= Vers le Silence =

Musical composition by Hans Abrahamsen

Vers le Silence is an orchestral composition by the Danish composer Hans Abrahamsen. Abrahamsen wrote Vers le Silence (Toward the Silence) between 2020 and 2021 while in lockdown during the COVID-19 pandemic. It is cast in four numbered movements and lasts about 28 minutes.

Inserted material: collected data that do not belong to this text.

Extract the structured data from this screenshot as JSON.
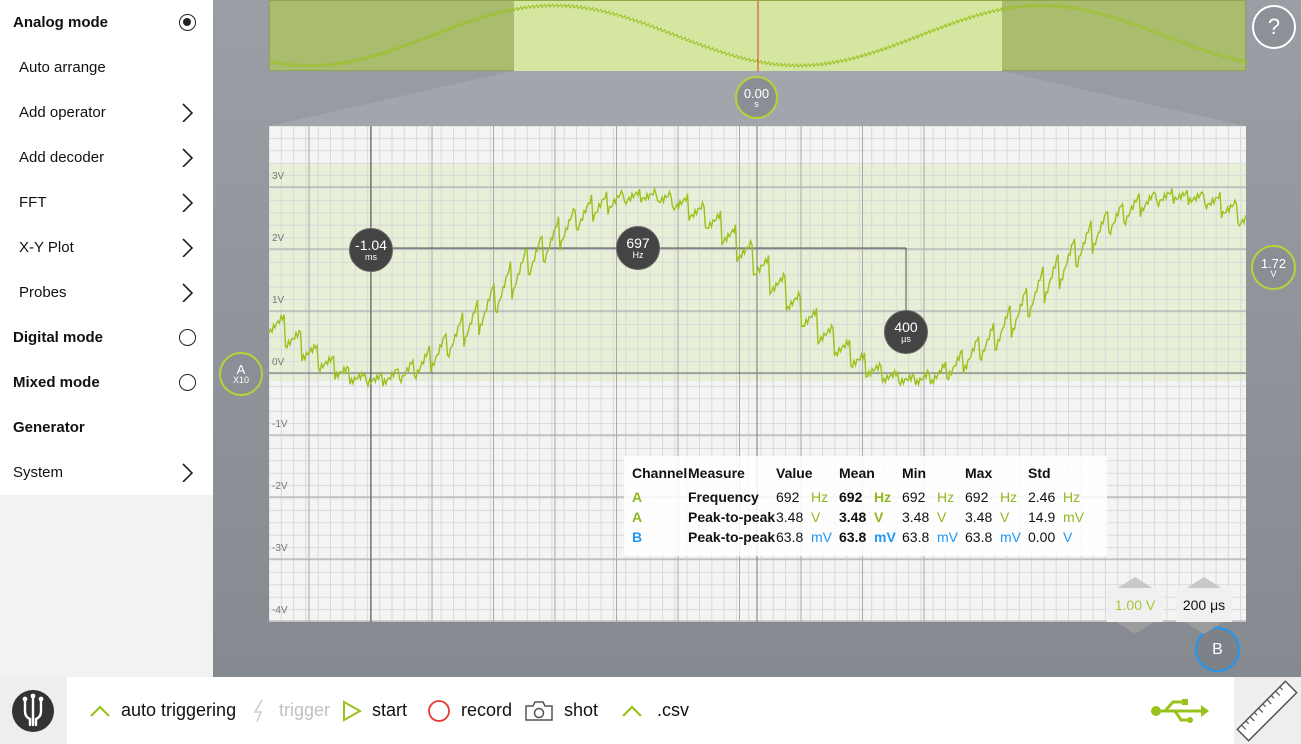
{
  "sidebar": {
    "items": [
      {
        "label": "Analog mode",
        "kind": "radio",
        "selected": true
      },
      {
        "label": "Auto arrange",
        "kind": "action"
      },
      {
        "label": "Add operator",
        "kind": "submenu"
      },
      {
        "label": "Add decoder",
        "kind": "submenu"
      },
      {
        "label": "FFT",
        "kind": "submenu"
      },
      {
        "label": "X-Y Plot",
        "kind": "submenu"
      },
      {
        "label": "Probes",
        "kind": "submenu"
      },
      {
        "label": "Digital mode",
        "kind": "radio",
        "selected": false
      },
      {
        "label": "Mixed mode",
        "kind": "radio",
        "selected": false
      },
      {
        "label": "Generator",
        "kind": "header"
      },
      {
        "label": "System",
        "kind": "submenu"
      }
    ]
  },
  "scope": {
    "help_label": "?",
    "trigger_time": {
      "value": "0.00",
      "unit": "s"
    },
    "trigger_level": {
      "value": "1.72",
      "unit": "V"
    },
    "channel_a": {
      "name": "A",
      "probe": "X10"
    },
    "channel_b": {
      "name": "B"
    },
    "y_ticks": [
      "3V",
      "2V",
      "1V",
      "0V",
      "-1V",
      "-2V",
      "-3V",
      "-4V"
    ],
    "cursor_time": {
      "value": "-1.04",
      "unit": "ms"
    },
    "cursor_freq": {
      "value": "697",
      "unit": "Hz"
    },
    "cursor_period": {
      "value": "400",
      "unit": "μs"
    },
    "volts_div": "1.00 V",
    "time_div": "200 μs"
  },
  "measurements": {
    "headers": [
      "Channel",
      "Measure",
      "Value",
      "Mean",
      "Min",
      "Max",
      "Std"
    ],
    "rows": [
      {
        "channel": "A",
        "measure": "Frequency",
        "value": "692",
        "value_unit": "Hz",
        "mean": "692",
        "mean_unit": "Hz",
        "min": "692",
        "min_unit": "Hz",
        "max": "692",
        "max_unit": "Hz",
        "std": "2.46",
        "std_unit": "Hz"
      },
      {
        "channel": "A",
        "measure": "Peak-to-peak",
        "value": "3.48",
        "value_unit": "V",
        "mean": "3.48",
        "mean_unit": "V",
        "min": "3.48",
        "min_unit": "V",
        "max": "3.48",
        "max_unit": "V",
        "std": "14.9",
        "std_unit": "mV"
      },
      {
        "channel": "B",
        "measure": "Peak-to-peak",
        "value": "63.8",
        "value_unit": "mV",
        "mean": "63.8",
        "mean_unit": "mV",
        "min": "63.8",
        "min_unit": "mV",
        "max": "63.8",
        "max_unit": "mV",
        "std": "0.00",
        "std_unit": "V"
      }
    ]
  },
  "bottombar": {
    "auto_triggering": "auto triggering",
    "trigger": "trigger",
    "start": "start",
    "record": "record",
    "shot": "shot",
    "csv": ".csv"
  },
  "colors": {
    "channel_a": "#8fb81e",
    "channel_b": "#2196f3",
    "trace": "#99c21c"
  },
  "icons": [
    "chevron-right-icon",
    "radio-icon",
    "help-icon",
    "chevron-up-icon",
    "lightning-icon",
    "play-icon",
    "record-icon",
    "camera-icon",
    "usb-icon",
    "ruler-icon",
    "logo-icon"
  ]
}
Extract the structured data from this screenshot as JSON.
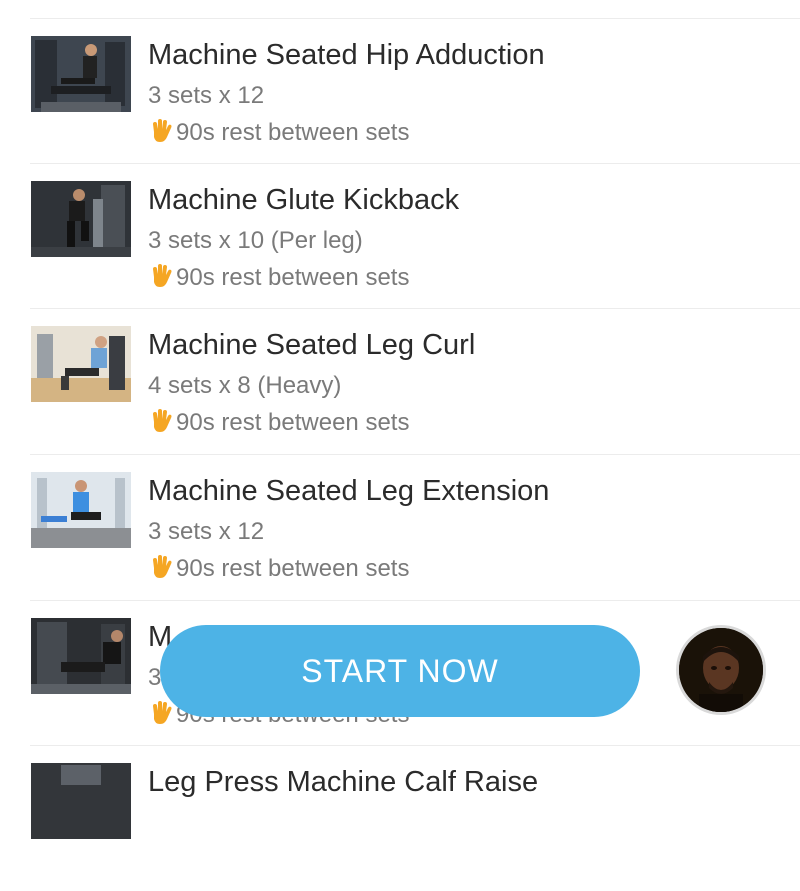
{
  "exercises": [
    {
      "title": "",
      "sets": "",
      "rest": ""
    },
    {
      "title": "Machine Seated Hip Adduction",
      "sets": "3 sets x 12",
      "rest": "90s rest between sets"
    },
    {
      "title": "Machine Glute Kickback",
      "sets": "3 sets x 10 (Per leg)",
      "rest": "90s rest between sets"
    },
    {
      "title": "Machine Seated Leg Curl",
      "sets": "4 sets x 8 (Heavy)",
      "rest": "90s rest between sets"
    },
    {
      "title": "Machine Seated Leg Extension",
      "sets": "3 sets x 12",
      "rest": "90s rest between sets"
    },
    {
      "title": "M",
      "sets": "3",
      "rest": "90s rest between sets"
    },
    {
      "title": "Leg Press Machine Calf Raise",
      "sets": "",
      "rest": ""
    }
  ],
  "cta": {
    "label": "START NOW",
    "color": "#4db3e6"
  },
  "icons": {
    "rest": "waving-hand-icon",
    "coach": "coach-avatar"
  }
}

The work was commissioned by the Cleveland Orchestra, the Bavarian Radio Symphony Orchestra, the NTR ZaterdagMatinee, and the Royal Danish Orchestra. Its world premiere was performed by the Cleveland Orchestra conducted by Franz Welser-Möst at Severance Hall, Cleveland, on 6 January 2022. The piece is dedicated to Abrahamsen's friend and fellow composer George Benjamin.

==Instrumentation==
The work is written for a large orchestra consisting of 2 piccolos (2nd doubling 3rd flute), 2 flutes, 3 oboes, cor anglais, 2 clarinets in B♭ (2nd doubling clarinet in A), 2 basset horns (1st doubling clarinet in A, 2nd doubling bass clarinet), 3 bassoons (3rd doubling contrabassoon), contrabassoon, 4 horns, 2 trumpets in B♭, 2 cornets (both doubling trumpet), 3 trombones, tuba, timpani, five percussionists, 2 harps, piano, celesta, and strings.

==Reception==
Reviewing the world premiere, Zachary Lewis of praised Vers le Silence for "coming on strong with cacophonous, often shrill music and slowly ebbing away in a dazzling variety of textures and colors, all of them sparse and serene." He added, "The composer's gifts as an orchestrator were on non-stop display in diaphanous, kaleidoscopic moments for harps, piano, clarinets, and bass drum, among many others, and string passages ranging from volcanic to iced-over." Reviewing a performance at the 2024 Lucerne Festival, Richard Morrison of The Times similarly described the piece as "a Covid-era work in which the orchestra tries, over and over, to play brassy, exuberant music, only to implode each time into a sepulchral hush that finally, perhaps, suggests some glimmer of spiritual awakening."